Nesse momento, é oportuno mencionar a existência de algumas correntes de pensamento muito influentes na psicologia, que possuem uma abordagem muito crítica em relação à avaliação psicológica. As críticas se baseiam na análise dos condicionantes históricos das concepções em psicologia, considerando-os como forma de legitimar algumas ideologias, resultando certos conceitos psicológicos em mecanismos sociais de perpetuação da dominação e das injustiças cometidas. Essa visão tem feito críticas à mensuração e a certos construtos na psicologia como, por exemplo, a personalidade antissocial, déficit de atenção e hiperatividade, questionando sua existência e mesmo a possibilidade de medi-los. Se, por um lado, há sim maus exemplos de uso preconceituoso e irrefletido de instrumentos de avaliação, por outro, a generalização acrítica dessa atitude pode criar um grande prejuízo para a psicologia, pois acaba por desmerecer conceitos e instrumentos com sólido valor para a prática e teoria. Os instrumentos podem, até mesmo, ser usados para a implementação de estudos e de intervenções sociais, como querem esses críticos. Os problemas do mau uso reforçam a necessidade constante de uma reflexão crítica sobre o contexto e a construção histórica de certos entendimentos em psicologia, mas a crítica deve ter um caráter mais construtivo, melhorando a prática, e não destrutivo. Tal atitude negativa dissemina o preconceito em relação aos instrumentos e aos psicólogos que os utilizam, como se todos fossem acríticos e socialmente descompromissados.
Novamente, não há porque haver contradição entre o raciocínio crítico mais amplo e uma prática mais técnica ligada à mensuração e avaliação, visto que são processos complementares. Como se salientou acima, o raciocínio tem vários níveis, e as reflexões críticas sobre o processo amplo (fundamento da avaliação, história das demandas) são elementos importantes em um nível mais amplo da prática em avaliação. Um conceito importante a esse respeito tem a ver com a validade consequencial (Messick, 1980), que será discutida mais adiante quando forem tratadas as perspectivas de avanço para a área.

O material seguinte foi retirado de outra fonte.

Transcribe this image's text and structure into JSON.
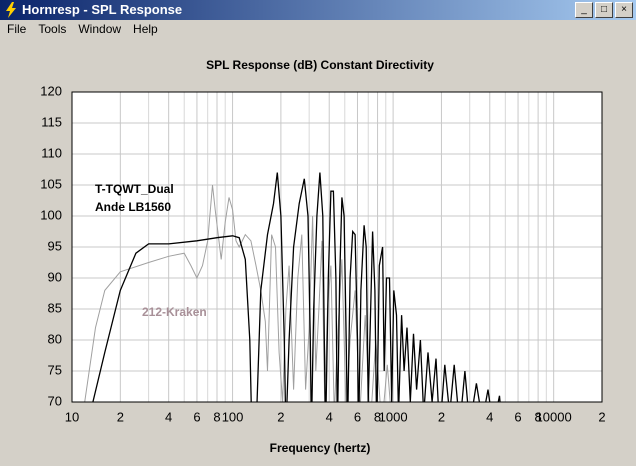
{
  "window": {
    "title": "Hornresp - SPL Response",
    "menu": [
      "File",
      "Tools",
      "Window",
      "Help"
    ]
  },
  "chart_data": {
    "type": "line",
    "title": "SPL Response (dB)   Constant Directivity",
    "x_label": "Frequency (hertz)",
    "log_x": true,
    "grid": true,
    "xlim": [
      10,
      20000
    ],
    "ylim": [
      70,
      120
    ],
    "yticks": [
      70,
      75,
      80,
      85,
      90,
      95,
      100,
      105,
      110,
      115,
      120
    ],
    "xticks": [
      10,
      {
        "value": 20,
        "label": "2"
      },
      {
        "value": 40,
        "label": "4"
      },
      {
        "value": 60,
        "label": "6"
      },
      {
        "value": 80,
        "label": "8"
      },
      100,
      {
        "value": 200,
        "label": "2"
      },
      {
        "value": 400,
        "label": "4"
      },
      {
        "value": 600,
        "label": "6"
      },
      {
        "value": 800,
        "label": "8"
      },
      1000,
      {
        "value": 2000,
        "label": "2"
      },
      {
        "value": 4000,
        "label": "4"
      },
      {
        "value": 6000,
        "label": "6"
      },
      {
        "value": 8000,
        "label": "8"
      },
      10000,
      {
        "value": 20000,
        "label": "2"
      }
    ],
    "xticks_minor": [
      30,
      50,
      70,
      90,
      300,
      500,
      700,
      900,
      3000,
      5000,
      7000,
      9000
    ],
    "annotations": [
      "Ande LB1560"
    ],
    "series": [
      {
        "name": "T-TQWT_Dual",
        "color": "#000000",
        "x": [
          13.5,
          16,
          20,
          25,
          30,
          40,
          60,
          80,
          100,
          110,
          120,
          128,
          132,
          140,
          150,
          165,
          180,
          190,
          200,
          210,
          215,
          225,
          240,
          260,
          280,
          295,
          305,
          310,
          320,
          335,
          350,
          365,
          375,
          380,
          395,
          410,
          425,
          440,
          450,
          465,
          480,
          495,
          510,
          520,
          540,
          560,
          580,
          600,
          610,
          630,
          660,
          680,
          700,
          720,
          745,
          770,
          790,
          820,
          860,
          880,
          910,
          950,
          980,
          1010,
          1050,
          1080,
          1130,
          1170,
          1220,
          1280,
          1340,
          1400,
          1480,
          1550,
          1650,
          1750,
          1850,
          1950,
          2100,
          2250,
          2400,
          2600,
          2800,
          3000,
          3300,
          3600,
          3900,
          4200,
          4600,
          5000
        ],
        "values": [
          70,
          78,
          88,
          94,
          95.5,
          95.5,
          96,
          96.5,
          96.8,
          96.5,
          93,
          80,
          65,
          65,
          88,
          97,
          102,
          107,
          100,
          80,
          65,
          80,
          95,
          102,
          106,
          100,
          80,
          65,
          85,
          100,
          107,
          100,
          75,
          65,
          90,
          104,
          104,
          90,
          65,
          90,
          103,
          100,
          80,
          65,
          90,
          97.5,
          97,
          80,
          65,
          88,
          98.5,
          95,
          70,
          82,
          97.5,
          88,
          65,
          92,
          95,
          75,
          90,
          90,
          70,
          88,
          84,
          68,
          84,
          75,
          82,
          70,
          81,
          72,
          80,
          68,
          78,
          70,
          77,
          65,
          76,
          68,
          76,
          66,
          75,
          66,
          73,
          67,
          72,
          66,
          71,
          60
        ]
      },
      {
        "name": "212-Kraken",
        "color": "#a0a0a0",
        "x": [
          10,
          12,
          14,
          16,
          20,
          30,
          40,
          50,
          55,
          60,
          65,
          70,
          75,
          78,
          85,
          90,
          95,
          100,
          105,
          110,
          120,
          130,
          140,
          150,
          160,
          165,
          175,
          185,
          195,
          205,
          215,
          225,
          240,
          255,
          270,
          285,
          300,
          315,
          330,
          345,
          360,
          375,
          390,
          410,
          430,
          450,
          480,
          510,
          540,
          580,
          620,
          670,
          720,
          780,
          850,
          920,
          1000
        ],
        "values": [
          60,
          70,
          82,
          88,
          91,
          92.5,
          93.5,
          94,
          92,
          90,
          92,
          96,
          105,
          101,
          93,
          99,
          103,
          101,
          96,
          95,
          97,
          96,
          92,
          88,
          83,
          75,
          97,
          95,
          78,
          70,
          85,
          92,
          72,
          90,
          97,
          72,
          82,
          100,
          75,
          85,
          96,
          70,
          85,
          92,
          68,
          80,
          93,
          68,
          80,
          88,
          68,
          84,
          66,
          80,
          66,
          76,
          64
        ]
      }
    ]
  }
}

Eventos Históricos e o Desenvolvimento da Área no Brasil
Tendo discutido aspectos relacionados aos alicerces da avaliação psicológica e à diversidade de pensamentos que se observa atualmente nas discussões relacionadas a esse tema, nesta seção do artigo pretende-se fazer uma descrição de eventos históricos importantes da área que ocorreram nos últimos 25 anos. Não se pretende fazer um levantamento histórico compreensivo, mas sim tentar elencar os eventos que, na opinião do autor, foram relevantes para a área.
Ao longo desse período, especialmente a partir da década de 1990, pode-se observar a movimentação da área por meio da organização de eventos dedicados à avaliação psicológica, com mais de uma edição anual, promovidos em São Paulo pela USP (Encontro de Técnicas do Exame Psicológico), em Porto Alegre pela UFRGS e PUC-RS (Encontro Nacional sobre Testes Psicológicos), em Minas Gerais pela UFMG, PUC-MG, Centro Universitário Newton Paiva e FUMEC (Encontro Mineiro de Avaliação Psicológica) e em Ribeirão Preto pela USP-RP (Encontro da Sociedade Brasileira de Rorschach e outros métodos projetivos, que em 2004 passou a se chamar Associação Brasileira de Rorschach e Métodos Projetivos - ASBRo).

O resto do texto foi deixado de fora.